Soralım dolayısıyla... Bu ülkenin çocuklarına ateş edip öldürmek “demokratik hak” kabul ediliyorsa, parti liderine girişmek niye “ırkçılık” oluyor?
Mayın demokrasiyse... Yumruk niye faşizm?
Dün seyrediyorum televizyonu, papyonlu bir arkadaş, “İzmir-Bursa hattında, Trabzon-Samsun hattında tehlikeli yapılanmalar var, oralara dikkat” diyordu... “Hakkâri - Diyarbakır hattı”nda olan ne peki? Oraya dikkat çekmeye gerek yok mu, Allah’ın papyonu?
Bir tanesi de “İlk kez bir parti liderine saldırılıyor” diyordu...
Mesut Yılmaz’ın burnunu kırmadılar mı? Demirel’e yumruk atılmadı mı? Özal’a ateş edilmedi mi? Ecevit’e İzmir’de kurşun sıkılmadı mı?
Normaldir demiyorum...
Niye “ilk” deniyor?
Başbakan geçmiş olsun diye aramış Ahmet Türk’ü, ki aramalı... Peki, Deniz Baykal’a niye geçmiş olsun yok? Taş atmak, yumurta fırlatmak şiddete girmiyor mu? Light linç olur mu?

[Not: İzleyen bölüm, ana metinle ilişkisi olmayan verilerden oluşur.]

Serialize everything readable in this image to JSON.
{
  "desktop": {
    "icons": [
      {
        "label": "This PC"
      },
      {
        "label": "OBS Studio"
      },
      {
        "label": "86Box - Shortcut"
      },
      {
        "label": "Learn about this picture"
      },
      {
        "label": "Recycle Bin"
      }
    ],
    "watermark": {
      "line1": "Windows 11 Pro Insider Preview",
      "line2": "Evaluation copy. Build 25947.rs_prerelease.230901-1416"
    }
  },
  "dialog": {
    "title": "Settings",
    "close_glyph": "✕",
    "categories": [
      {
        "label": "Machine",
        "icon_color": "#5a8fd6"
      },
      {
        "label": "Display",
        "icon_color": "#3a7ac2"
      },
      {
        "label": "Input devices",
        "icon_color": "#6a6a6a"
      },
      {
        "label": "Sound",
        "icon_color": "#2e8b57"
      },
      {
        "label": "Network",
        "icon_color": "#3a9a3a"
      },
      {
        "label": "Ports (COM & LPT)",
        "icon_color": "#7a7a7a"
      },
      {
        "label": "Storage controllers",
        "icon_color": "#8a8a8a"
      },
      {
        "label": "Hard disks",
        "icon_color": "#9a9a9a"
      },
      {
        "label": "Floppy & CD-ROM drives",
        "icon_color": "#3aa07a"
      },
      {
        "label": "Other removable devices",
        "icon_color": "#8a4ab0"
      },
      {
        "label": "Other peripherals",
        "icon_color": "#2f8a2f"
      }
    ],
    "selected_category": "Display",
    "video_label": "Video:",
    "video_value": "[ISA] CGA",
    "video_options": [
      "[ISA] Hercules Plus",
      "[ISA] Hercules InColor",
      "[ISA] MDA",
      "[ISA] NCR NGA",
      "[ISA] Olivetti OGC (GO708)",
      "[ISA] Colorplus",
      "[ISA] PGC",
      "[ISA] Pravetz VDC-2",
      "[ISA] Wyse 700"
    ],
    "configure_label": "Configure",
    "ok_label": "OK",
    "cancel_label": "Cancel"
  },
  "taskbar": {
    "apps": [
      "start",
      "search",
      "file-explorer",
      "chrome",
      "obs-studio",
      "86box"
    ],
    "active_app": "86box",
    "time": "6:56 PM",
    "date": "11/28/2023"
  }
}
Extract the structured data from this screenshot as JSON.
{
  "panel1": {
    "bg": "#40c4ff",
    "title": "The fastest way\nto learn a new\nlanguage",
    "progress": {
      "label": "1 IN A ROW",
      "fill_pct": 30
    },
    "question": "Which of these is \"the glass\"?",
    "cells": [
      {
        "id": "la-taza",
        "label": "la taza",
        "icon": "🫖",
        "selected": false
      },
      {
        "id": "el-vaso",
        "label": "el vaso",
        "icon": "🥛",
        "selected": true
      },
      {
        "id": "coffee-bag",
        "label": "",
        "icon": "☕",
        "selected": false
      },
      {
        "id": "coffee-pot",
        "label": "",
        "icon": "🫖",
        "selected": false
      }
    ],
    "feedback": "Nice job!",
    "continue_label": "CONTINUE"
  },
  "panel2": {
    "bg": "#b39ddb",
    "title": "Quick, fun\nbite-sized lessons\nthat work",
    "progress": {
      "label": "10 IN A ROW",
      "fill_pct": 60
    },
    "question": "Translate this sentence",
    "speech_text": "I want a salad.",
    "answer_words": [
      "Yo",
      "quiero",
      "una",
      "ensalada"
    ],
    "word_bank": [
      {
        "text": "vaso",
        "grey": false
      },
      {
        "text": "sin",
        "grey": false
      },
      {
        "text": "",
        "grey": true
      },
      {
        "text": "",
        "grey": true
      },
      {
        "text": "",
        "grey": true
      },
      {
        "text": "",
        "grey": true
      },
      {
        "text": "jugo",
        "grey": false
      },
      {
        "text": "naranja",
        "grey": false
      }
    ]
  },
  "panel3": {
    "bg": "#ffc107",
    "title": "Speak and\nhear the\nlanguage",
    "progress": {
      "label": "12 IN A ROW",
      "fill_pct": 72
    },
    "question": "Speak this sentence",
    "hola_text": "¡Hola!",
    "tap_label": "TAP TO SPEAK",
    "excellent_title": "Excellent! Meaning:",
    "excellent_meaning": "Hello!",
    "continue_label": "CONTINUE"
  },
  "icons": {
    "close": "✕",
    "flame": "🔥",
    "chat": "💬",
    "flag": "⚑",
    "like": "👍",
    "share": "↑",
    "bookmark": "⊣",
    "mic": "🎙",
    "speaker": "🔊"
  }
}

Samsun’da polisler açığa alındı, ki derhal alınmalı... Van’dakiler niye yerinde duruyor hâlâ? Kandil’den gelenlerle otobüsün üstüne çıkıp şehir turu atmadığı için mi suçludur Baykal?
Bu kadar soru yeter... Cevaba gelelim.
Açın gazetelerin internet sayfalarını, bu haberin altına yapılan yorumları okuyun...Yumruğunu “adaletin tokmağı” yerine koyup, Ahmet Türk’ün burnuna inen kişi, bu ülkede pek çok kişinin duygularına tercüman oldu...
Çünkü, teröristi meşru hale getiren “açılım” saçmalığı, sadece bir tarafta değil, öbür tarafta da “eşkıyayı kahraman” yapmaya başladı.
Hukuku guguk haline getirirsen... “Ona göre başka, buna göre başka” işletirsen, olacağı budur.